Durante estas últimas semanas, he estado viendo cintas de video que recogen los ataques sufridos por Irak, la mayoría de las cuales no se han mostrado nunca. En dichas cintas está concentrado todo el sufrimiento, de unas dimensiones épicas, que vienen padeciendo los iraquíes normales y corrientes. Además, existen fotografías que jamás se han publicado en el Reino Unido. En ellas se muestran las calles y hospitales iraquíes totalmente cubiertos por la sangre a consecuencia del avance de las tropas estadounidenses y británicas, que se abrieron camino hacia el interior de Irak destrozando todo cuanto encontraban a su paso por medio de armas diseñadas específicamente para mutilar e incinerar seres humanos.

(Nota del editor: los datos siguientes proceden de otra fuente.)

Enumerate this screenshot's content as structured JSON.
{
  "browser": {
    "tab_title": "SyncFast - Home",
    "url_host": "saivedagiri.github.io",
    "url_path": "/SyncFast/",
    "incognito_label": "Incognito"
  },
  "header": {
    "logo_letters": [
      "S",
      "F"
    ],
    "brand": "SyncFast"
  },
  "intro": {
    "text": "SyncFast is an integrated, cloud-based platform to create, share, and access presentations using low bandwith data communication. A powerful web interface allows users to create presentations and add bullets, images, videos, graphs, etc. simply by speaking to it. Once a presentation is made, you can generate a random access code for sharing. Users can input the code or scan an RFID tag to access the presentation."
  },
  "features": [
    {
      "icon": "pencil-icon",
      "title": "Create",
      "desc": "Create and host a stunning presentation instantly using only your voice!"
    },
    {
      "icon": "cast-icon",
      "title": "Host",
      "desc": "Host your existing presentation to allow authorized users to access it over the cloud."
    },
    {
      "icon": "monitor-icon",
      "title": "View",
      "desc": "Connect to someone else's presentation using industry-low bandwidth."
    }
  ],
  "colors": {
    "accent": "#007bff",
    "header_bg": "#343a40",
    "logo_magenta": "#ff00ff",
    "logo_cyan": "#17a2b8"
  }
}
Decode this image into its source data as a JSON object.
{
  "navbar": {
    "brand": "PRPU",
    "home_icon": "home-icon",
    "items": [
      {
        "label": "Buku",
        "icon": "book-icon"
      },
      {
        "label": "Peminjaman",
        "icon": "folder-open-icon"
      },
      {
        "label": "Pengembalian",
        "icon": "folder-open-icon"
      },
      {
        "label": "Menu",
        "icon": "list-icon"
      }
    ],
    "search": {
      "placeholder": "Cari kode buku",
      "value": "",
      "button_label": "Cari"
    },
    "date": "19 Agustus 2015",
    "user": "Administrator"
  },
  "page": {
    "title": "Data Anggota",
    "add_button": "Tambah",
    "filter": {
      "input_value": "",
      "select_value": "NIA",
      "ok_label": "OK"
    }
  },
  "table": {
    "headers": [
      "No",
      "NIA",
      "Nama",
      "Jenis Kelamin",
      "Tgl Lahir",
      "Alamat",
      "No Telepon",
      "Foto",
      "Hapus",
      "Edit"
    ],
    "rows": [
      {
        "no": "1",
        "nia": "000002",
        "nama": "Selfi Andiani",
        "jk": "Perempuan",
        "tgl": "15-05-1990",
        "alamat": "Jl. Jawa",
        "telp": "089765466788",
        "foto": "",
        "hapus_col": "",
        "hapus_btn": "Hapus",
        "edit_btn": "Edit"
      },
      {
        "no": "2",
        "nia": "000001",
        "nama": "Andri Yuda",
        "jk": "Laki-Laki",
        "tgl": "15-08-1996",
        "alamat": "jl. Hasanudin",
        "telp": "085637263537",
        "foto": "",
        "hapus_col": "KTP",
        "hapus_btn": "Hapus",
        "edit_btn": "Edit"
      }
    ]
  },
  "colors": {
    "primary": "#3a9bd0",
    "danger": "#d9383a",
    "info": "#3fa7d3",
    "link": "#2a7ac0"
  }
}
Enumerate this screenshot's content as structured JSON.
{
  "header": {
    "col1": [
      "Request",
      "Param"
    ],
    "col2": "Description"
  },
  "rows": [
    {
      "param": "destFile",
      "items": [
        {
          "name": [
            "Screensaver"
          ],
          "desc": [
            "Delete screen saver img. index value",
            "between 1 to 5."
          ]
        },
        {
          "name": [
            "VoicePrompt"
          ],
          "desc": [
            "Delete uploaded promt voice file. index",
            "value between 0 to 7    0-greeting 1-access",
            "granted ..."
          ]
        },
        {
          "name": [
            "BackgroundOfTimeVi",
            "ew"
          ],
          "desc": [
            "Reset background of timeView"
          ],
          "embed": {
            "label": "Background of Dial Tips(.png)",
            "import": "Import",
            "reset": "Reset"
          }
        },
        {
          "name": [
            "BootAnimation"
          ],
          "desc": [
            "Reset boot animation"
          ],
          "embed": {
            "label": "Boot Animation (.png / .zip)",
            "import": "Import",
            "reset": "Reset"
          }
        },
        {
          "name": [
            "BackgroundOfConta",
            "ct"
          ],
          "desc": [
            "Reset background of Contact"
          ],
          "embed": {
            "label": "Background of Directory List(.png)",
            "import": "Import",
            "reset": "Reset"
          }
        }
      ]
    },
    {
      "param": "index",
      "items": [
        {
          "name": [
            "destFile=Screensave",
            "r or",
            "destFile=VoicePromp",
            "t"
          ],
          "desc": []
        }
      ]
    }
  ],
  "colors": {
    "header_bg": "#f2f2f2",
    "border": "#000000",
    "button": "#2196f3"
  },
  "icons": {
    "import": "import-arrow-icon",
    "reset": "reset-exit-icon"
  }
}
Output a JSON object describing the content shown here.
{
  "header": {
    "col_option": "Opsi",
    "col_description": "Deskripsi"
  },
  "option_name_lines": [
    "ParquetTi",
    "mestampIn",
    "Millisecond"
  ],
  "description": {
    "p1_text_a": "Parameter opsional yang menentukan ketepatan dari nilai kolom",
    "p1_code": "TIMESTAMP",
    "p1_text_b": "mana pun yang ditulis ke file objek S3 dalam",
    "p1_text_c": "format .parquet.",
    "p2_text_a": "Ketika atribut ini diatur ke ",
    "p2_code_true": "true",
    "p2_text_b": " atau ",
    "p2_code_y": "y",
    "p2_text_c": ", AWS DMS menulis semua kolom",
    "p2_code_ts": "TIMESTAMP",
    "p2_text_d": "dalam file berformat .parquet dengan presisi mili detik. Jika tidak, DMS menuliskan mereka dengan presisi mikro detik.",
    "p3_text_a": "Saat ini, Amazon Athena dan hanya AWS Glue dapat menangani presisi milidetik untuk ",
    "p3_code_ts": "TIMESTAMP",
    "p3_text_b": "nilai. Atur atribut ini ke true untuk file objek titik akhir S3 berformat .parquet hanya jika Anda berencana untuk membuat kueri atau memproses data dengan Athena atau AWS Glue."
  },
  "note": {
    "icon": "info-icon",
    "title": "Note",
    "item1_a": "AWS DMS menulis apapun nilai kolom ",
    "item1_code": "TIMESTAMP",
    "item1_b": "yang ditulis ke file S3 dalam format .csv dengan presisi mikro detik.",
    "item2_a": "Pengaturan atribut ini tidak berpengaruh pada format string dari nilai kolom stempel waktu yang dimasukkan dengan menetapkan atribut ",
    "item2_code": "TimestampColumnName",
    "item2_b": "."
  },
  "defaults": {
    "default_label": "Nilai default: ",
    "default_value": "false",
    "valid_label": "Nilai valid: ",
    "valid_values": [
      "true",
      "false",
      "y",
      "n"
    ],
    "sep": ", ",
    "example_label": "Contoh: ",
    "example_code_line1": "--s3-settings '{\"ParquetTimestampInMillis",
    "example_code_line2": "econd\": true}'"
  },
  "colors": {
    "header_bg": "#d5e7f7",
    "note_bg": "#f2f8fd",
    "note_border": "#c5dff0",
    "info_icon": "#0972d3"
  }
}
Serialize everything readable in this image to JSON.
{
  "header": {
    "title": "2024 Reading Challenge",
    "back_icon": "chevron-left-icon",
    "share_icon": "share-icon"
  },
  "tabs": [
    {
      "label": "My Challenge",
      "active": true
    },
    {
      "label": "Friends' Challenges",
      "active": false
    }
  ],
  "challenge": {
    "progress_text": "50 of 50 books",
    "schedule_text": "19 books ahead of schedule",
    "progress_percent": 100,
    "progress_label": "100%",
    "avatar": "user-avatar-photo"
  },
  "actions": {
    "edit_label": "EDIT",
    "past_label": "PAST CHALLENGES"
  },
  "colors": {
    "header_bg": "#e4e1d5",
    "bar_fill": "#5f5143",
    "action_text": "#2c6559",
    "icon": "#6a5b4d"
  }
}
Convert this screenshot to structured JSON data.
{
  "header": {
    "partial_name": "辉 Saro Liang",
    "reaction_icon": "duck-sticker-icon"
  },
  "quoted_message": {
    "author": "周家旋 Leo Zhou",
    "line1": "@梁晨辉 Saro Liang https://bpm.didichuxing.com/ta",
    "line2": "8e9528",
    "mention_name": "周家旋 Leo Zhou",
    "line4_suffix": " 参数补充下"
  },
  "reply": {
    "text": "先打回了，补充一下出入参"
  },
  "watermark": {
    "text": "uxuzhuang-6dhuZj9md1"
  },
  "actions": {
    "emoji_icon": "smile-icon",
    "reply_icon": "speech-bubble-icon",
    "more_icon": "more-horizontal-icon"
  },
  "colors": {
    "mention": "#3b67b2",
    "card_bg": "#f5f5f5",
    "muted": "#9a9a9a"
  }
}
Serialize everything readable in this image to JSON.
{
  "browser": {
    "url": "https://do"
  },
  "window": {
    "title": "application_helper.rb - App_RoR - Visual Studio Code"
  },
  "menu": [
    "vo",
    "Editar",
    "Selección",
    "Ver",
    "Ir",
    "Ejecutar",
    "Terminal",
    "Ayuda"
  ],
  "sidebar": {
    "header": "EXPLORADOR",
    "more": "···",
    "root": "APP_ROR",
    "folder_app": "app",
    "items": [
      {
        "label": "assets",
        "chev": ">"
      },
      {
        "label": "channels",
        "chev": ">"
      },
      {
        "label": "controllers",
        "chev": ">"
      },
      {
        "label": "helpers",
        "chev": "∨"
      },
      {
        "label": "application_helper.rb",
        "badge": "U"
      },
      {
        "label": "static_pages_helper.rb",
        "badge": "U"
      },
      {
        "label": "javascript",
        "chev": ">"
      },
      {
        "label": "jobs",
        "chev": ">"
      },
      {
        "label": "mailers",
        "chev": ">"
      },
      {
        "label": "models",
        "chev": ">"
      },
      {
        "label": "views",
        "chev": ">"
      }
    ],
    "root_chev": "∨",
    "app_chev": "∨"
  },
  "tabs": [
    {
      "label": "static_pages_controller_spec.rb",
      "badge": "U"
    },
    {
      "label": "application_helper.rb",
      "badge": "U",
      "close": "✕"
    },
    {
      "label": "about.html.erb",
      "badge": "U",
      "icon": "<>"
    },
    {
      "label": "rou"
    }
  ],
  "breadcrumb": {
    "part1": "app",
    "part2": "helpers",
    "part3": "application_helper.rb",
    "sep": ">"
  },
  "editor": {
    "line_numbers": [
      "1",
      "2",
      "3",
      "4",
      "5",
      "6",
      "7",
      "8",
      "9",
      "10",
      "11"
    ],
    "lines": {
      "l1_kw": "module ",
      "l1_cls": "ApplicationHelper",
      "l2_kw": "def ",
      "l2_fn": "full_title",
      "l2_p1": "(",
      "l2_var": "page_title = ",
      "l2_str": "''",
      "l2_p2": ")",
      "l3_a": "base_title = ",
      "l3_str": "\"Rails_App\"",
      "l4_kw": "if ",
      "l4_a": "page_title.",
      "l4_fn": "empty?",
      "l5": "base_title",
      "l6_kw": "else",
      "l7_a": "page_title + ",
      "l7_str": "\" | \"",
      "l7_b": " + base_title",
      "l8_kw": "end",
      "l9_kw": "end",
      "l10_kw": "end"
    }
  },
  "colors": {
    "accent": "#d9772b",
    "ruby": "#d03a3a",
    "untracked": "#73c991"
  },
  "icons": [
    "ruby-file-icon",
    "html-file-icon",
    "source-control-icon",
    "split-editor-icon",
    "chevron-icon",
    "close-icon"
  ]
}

Son escenas difíciles de contemplar, pero es necesario hacerlo si uno quiere entender en toda su extensión las palabras que pronunciaron los jueces de Nuremberg en 1946, cuando con ellas establecieron los principios de las leyes internacionales modernas: «Iniciar una guerra de agresión no sólo es un crimen; es el crimen internacional supremo, que difiere únicamente del resto de los crímenes de guerra en que en él se contiene la acumulación de toda la maldad de dichos otros crímenes».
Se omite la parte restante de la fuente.